In reality, it is not. The reason that it is not that simple is all to do with the energetic burden of growing wool on the sheep. It is assumed in the indexes that are commonly used in industry that wool grows for free, that all of the increases in wool cut are achieved through increasing the efficiency of wool growth. However, there is a lot of evidence that this isn’t the case. The late Dr Norm Adams and Jan Briegel spent many years trying to understand the energetic cost of growing wool and have published several papers on the subject.
John Young has recently completed some economic modelling on some of the findings of Norm and Jan and has predicted that the value of wool is being significantly over estimated. This is because of the impacts on whole body energy of the sheep from being selected for higher fleece weight. Put simply this means that as a result of selecting sheep for higher fleeceweight, they need to be run at a lower stocking rate or with more supplementary feeding to maintain condition score at the same level as lighter cutting ewes.
Earlier this year Sarah Blumer and Dr Andrew Thompson undertook a preliminary evaluate a couple of different merino genotypes. They took a merino genotype that had been bred for increasing fat, muscle and growth with moderate fleece weight and another one that had been bred with a greater focus on wool production. They put these two different ewe types under exactly the same conditions and with the same availability to feed. At the start and at the end of the experiment they scanned the live animals to measure whole-body energy – a measure of the fat and muscle reserves a ewe has to survive a period of poor nutrition. The results were extremely clear-cut, refer to the picture.
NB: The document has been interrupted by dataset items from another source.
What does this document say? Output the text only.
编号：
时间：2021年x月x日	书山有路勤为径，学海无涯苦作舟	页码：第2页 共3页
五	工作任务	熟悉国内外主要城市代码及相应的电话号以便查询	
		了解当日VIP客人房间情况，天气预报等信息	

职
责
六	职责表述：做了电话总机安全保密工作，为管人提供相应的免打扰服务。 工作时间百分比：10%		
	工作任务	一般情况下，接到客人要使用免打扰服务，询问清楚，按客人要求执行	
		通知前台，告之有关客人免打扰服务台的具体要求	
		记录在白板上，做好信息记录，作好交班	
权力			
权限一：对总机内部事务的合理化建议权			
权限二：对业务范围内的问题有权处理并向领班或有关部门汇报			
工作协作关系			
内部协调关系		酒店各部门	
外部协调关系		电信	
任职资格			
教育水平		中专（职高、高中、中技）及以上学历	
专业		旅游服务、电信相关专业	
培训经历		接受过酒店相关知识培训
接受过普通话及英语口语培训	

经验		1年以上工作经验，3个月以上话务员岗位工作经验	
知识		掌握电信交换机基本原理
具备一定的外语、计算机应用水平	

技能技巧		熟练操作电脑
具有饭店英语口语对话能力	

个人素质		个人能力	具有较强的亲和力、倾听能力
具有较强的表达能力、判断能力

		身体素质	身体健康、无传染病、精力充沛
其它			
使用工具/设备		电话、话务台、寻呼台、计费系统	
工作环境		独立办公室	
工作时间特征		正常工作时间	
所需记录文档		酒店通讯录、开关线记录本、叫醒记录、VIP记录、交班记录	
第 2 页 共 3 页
The carcass genotyped was storing fat and muscle and increasing its whole body energy–re-fueling its fuel tank for future high demand periods like lambing. The wool genotype didn’t store any extra energy in the body, rather it put all of its energy into wool growth.
“It is truly fantastic to see wool producers being rewarded with the current market conditions, However it is important to not lose sight of the fact that for an animal to be productive you still need to maintain a balance between wool production and animal robustness.
This year is a stark reminder of the need to breed animals that are genetically able to maintain body condition under nutritional stress and require less supplementary feeding to maintain themselves in farmable condition. This is a good basic definition of productivity gains in “obtaining more production from fewer inputs”.